Interventions  The CEASE intervention is a practice-change intervention designed to facilitate both routine screening in pediatric settings of families for tobacco use and delivery of tobacco cessation treatment to individuals in screened households who use tobacco.

Main Outcomes and Measures  The primary outcome was delivery of meaningful tobacco treatment, defined as the prescription of nicotine replacement therapy or quit line enrollment. Furthermore, changes in practice-level smoking prevalence and cotinine-confirmed quit rates over the 2 years of intervention implementation were assessed.

Results  Of the 8184 parents screened after their child's visit 2 weeks after intervention implementation, 961 (27.1%) were identified as currently smoking in intervention practices; 1103 parents (23.9%) were currently smoking in control practices. Among the 822 and 701 eligible parents who completed the survey in intervention and control practices, respectively 364 in the intervention practices (44.3%) vs 1 in a control practice (0.1%) received meaningful treatment at that visit (risk difference, 44.0% [95% CI, 9.8%-84.8%]).

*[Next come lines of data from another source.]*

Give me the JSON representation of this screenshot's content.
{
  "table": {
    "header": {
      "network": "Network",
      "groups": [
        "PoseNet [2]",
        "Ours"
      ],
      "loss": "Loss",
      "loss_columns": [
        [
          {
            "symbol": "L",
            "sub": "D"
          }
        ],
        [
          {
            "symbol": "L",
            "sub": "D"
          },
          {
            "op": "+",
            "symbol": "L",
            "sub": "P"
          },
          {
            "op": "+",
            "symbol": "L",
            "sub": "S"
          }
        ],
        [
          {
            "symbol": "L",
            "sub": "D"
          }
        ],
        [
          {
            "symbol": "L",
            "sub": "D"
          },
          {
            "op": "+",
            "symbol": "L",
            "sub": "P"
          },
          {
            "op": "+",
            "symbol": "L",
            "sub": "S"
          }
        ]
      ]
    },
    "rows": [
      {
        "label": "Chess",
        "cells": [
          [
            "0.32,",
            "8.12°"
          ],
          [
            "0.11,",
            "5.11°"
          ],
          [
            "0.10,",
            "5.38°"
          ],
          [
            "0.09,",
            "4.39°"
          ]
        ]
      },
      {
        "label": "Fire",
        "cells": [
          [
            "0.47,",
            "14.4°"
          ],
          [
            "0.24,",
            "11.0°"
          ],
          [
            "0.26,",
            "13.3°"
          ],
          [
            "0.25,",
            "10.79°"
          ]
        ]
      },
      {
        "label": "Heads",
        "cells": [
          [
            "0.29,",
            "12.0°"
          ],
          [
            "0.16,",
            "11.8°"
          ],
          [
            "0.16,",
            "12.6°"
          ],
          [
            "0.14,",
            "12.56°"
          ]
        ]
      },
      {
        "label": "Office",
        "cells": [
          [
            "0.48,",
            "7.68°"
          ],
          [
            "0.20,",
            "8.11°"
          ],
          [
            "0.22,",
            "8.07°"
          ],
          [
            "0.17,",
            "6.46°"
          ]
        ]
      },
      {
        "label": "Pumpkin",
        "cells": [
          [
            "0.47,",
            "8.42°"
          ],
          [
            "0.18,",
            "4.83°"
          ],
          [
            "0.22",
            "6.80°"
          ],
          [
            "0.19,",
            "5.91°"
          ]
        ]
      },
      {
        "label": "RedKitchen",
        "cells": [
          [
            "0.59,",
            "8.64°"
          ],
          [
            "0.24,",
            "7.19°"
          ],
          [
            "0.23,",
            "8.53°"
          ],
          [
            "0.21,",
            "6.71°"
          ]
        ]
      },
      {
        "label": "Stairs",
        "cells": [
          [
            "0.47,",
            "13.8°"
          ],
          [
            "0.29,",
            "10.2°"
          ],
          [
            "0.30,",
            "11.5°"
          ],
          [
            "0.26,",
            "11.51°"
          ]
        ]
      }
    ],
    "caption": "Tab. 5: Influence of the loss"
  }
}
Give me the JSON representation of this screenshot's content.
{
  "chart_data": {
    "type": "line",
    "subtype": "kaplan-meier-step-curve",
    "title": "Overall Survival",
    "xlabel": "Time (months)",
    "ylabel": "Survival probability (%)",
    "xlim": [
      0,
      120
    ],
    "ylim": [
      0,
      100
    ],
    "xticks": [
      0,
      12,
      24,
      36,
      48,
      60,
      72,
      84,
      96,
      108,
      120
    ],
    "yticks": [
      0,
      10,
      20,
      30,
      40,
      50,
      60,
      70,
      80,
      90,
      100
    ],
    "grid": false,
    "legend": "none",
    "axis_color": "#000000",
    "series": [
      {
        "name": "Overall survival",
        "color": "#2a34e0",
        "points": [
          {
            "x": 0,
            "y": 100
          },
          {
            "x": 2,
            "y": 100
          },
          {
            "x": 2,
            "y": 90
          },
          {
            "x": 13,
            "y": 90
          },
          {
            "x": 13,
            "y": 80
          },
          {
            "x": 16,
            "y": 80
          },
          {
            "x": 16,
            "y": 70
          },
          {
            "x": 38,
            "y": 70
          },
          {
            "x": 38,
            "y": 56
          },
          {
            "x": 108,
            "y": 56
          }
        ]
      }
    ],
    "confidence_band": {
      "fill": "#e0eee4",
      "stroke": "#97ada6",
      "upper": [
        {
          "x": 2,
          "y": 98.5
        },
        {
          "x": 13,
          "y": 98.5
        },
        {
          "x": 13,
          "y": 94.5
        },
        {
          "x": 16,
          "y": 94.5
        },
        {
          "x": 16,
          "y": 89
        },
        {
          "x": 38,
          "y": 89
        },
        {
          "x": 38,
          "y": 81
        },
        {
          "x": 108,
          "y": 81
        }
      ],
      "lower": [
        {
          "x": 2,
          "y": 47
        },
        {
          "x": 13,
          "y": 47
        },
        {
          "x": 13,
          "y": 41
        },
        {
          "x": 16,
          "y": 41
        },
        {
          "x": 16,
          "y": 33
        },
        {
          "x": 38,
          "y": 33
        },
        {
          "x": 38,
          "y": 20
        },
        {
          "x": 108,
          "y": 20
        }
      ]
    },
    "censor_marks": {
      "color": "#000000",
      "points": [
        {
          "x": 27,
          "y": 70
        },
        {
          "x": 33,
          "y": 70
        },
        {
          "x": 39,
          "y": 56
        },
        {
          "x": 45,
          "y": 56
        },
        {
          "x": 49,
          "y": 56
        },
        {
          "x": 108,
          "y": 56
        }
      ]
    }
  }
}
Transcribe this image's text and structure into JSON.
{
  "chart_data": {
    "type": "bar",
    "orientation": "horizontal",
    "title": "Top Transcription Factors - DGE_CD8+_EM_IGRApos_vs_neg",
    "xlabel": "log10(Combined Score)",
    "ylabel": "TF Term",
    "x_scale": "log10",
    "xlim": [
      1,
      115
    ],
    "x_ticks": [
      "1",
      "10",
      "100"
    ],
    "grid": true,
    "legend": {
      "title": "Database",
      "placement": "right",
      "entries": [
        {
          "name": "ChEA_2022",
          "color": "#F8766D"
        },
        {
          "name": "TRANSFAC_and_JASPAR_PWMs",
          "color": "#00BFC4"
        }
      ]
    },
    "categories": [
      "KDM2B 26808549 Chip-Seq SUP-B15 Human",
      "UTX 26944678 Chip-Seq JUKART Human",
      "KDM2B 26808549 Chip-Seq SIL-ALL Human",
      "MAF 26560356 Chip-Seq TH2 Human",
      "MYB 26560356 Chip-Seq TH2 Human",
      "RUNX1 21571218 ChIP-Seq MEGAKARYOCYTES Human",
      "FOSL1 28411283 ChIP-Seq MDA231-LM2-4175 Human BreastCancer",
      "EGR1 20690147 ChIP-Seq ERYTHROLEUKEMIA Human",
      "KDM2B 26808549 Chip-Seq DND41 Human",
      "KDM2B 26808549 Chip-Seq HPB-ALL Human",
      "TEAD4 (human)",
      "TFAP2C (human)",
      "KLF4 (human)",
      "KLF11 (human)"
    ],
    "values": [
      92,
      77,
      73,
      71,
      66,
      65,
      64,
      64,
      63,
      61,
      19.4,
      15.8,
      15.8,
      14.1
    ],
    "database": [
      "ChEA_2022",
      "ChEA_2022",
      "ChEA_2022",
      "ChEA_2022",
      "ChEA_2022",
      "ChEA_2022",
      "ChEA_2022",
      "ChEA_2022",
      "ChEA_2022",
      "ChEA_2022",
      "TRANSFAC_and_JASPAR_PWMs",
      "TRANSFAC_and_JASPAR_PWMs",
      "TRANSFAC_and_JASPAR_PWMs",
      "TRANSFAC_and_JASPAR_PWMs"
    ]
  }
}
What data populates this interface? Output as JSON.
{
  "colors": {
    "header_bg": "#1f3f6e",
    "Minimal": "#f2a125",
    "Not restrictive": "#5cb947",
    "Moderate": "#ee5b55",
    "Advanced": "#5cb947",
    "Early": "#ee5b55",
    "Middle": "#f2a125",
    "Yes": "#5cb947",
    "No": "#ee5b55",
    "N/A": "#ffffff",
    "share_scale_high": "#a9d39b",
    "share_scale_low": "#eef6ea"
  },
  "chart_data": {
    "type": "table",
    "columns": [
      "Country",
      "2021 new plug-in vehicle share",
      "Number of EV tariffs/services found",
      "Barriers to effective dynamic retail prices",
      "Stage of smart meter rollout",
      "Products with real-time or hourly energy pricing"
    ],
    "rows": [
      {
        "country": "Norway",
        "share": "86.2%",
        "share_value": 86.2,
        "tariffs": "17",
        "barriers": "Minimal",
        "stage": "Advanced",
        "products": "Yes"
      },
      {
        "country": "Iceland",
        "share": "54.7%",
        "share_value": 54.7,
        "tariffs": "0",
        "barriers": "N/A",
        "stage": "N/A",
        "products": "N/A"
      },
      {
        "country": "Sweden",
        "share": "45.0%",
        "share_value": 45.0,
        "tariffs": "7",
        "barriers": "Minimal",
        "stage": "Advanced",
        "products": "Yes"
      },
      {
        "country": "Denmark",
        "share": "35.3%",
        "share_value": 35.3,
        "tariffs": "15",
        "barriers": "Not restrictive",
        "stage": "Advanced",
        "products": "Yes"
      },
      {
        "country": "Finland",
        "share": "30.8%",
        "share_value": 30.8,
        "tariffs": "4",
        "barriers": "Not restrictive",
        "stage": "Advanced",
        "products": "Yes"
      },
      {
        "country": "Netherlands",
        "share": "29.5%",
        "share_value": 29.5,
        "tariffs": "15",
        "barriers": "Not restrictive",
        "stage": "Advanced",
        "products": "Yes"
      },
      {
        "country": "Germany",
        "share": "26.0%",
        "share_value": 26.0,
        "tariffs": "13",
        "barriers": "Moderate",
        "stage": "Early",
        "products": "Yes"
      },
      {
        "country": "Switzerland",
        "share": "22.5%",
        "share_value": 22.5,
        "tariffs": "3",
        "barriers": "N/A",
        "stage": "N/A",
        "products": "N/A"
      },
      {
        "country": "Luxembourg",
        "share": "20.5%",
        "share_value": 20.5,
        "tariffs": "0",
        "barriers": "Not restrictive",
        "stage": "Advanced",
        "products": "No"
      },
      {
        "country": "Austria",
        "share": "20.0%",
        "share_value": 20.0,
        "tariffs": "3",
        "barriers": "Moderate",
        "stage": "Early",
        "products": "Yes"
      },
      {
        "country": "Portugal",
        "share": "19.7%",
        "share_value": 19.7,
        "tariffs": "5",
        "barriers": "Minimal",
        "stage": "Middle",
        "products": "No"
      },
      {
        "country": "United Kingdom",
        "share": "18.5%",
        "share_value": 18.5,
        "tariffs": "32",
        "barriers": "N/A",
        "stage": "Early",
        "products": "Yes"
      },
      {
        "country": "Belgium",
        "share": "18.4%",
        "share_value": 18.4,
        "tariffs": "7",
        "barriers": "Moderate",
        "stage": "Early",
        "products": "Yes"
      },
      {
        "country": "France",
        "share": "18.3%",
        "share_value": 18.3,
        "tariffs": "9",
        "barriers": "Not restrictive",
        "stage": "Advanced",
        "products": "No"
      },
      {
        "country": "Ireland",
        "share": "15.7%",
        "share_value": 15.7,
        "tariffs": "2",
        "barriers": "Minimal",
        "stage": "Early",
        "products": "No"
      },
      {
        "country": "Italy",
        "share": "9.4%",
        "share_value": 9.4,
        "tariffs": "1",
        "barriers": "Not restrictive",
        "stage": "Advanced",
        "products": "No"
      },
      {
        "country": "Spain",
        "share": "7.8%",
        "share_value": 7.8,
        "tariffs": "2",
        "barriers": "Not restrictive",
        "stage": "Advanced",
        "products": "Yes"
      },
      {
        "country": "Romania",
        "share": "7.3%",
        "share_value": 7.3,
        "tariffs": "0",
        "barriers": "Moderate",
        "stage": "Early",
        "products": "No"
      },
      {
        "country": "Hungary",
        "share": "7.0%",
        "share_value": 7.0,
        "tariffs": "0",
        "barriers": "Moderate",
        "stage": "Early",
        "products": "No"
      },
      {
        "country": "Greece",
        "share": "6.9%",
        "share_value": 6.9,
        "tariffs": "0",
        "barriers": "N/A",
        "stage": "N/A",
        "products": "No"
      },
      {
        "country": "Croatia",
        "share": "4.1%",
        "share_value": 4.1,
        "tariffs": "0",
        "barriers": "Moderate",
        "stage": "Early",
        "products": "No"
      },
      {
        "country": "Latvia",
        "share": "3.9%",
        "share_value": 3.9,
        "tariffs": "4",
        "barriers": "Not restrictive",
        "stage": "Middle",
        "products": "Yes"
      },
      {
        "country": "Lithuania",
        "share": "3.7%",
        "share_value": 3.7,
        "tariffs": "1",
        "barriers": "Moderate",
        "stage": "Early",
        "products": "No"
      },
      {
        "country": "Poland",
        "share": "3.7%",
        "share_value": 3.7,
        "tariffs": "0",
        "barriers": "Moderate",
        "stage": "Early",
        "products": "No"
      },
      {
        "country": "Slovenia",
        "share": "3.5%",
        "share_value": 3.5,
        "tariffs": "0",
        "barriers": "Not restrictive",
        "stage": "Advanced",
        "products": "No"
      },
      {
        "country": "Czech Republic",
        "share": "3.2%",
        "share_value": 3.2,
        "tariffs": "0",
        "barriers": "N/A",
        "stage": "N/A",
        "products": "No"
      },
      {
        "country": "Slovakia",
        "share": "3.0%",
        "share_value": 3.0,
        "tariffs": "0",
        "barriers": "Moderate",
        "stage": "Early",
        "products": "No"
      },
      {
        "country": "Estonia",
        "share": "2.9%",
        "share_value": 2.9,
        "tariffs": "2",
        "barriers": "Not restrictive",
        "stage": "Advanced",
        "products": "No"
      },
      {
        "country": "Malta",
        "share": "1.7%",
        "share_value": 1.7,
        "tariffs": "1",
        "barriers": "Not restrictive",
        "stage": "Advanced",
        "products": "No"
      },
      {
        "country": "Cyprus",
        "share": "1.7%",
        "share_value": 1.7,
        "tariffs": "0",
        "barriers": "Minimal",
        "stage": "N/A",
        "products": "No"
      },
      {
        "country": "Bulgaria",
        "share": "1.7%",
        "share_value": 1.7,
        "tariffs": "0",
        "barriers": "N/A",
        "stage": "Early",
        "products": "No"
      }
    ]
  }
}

Two years later, of the 9794 parents screened, 1261 (24.4%) in intervention practices and 1149 (25.0%) in control practices were identified as currently smoking. Among the 804 and 727 eligible parents completing the survey in intervention and control practices, respectively, 113 in the intervention practices (14.1%) vs 2 in the control practices (0.3%) received meaningful treatment at that visit (risk difference, 12.8% [95% CI, 3.3%-37.8%]). Change in smoking prevalence over the 2 years of intervention implementation favored the intervention (−2.7% vs 1.1%; difference −3.7% [95% CI, −6.3% to −1.2%]), as did the cotinine-confirmed quit rate (2.4% vs −3.2%; difference, 5.5% [95% CI, 1.4%-9.6%]).

Conclusions and Relevance  In this trial, integrating screening and treatment for parental tobacco use in pediatric practices showed both immediate and long-term increases in treatment delivery, a decline in practice-level parental smoking prevalence, and an increase in cotinine-confirmed cessation, compared with usual care.